In other words, if your email is compromised, it's as if you don't have two-factor authentication.
The solution: Unlink Google Authenticator from your Google Account
Google allows, even if it does not actively promote it, disable OTP code synchronization on your Google Account. Simply go to the Google Authenticator app settings and remove the association with your Google Account.
This way, OTP codes remain only locally on the device e they are not synced to the cloudEven if someone hacked your Gmail, they still wouldn't have access to the Google Authenticator app and its codes.
But this solution has a problem: if you lose or break the smartphone on which the unsynced app is installed, Protected accounts will no longer be accessible, unless you have manual backups or previously saved emergency codes.
Best Practice: Clone your app across multiple devices
The best strategy, therefore, is to adopt a hybrid approach that combines the security of local management with redundancy across multiple devices, avoiding cloud synchronization.
- Disable cloud sync Google Authenticator from any device: In the app settings, remove the association with your Google Account.

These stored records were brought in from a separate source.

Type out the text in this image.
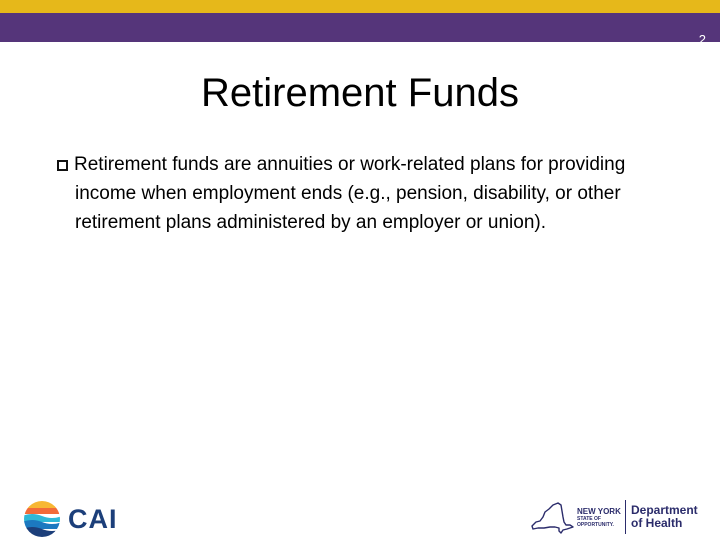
2
Retirement Funds
Retirement funds are annuities or work-related plans for providing income when employment ends (e.g., pension, disability, or other retirement plans administered by an employer or union).
CAI	NEW YORK
STATE OF
OPPORTUNITY.
Department
of Health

- Use the Google Authenticator app's built-in export feature: By accessing the app, tap the three-dot icon in the top right, then select "Transfer Account" → "Export Account". A QR code containing all your configured accounts will be generated.
- On the second device, open Google Authenticator and choose “Transfer Account” → “Import Account,” then scan the QR code generated by the primary device. This will securely copy all OTPs to the new device. without the need to connect to a Google account.
- Please store the secondary device carefully or migrate to a third device for added redundancy.
- Alternatively, consider using apps open source like Aegis Authenticator or FreeOTP, which offer advanced features such as encrypted backups and manual exports.
This method allows you to have an exact copy of all OTPs across multiple devices, ensuring that if your primary phone is lost or broken, you can still access your 2FA-protected accounts. without exposing your codes to the cloud and without depending on Google's automatic synchronization.
Conclusion: Protecting the OTP means protecting the digital identity
Two-factor authentication is an important measure, but it's not foolproof. Blindly relying on a cloud-synced OTP app can give a false sense of security and become a vulnerability.
The case of our client, who saw his Hetzner account hacked and compromised with a potentially very high damage, teaches us that it is essential understand how security tools really work that we use, and configure everything carefully.
In an increasingly connected world, protecting credentials and OTPs means protect your digital identity, your data, and often, your wallet.
Don't let the convenience of the cloud compromise the security of your accounts.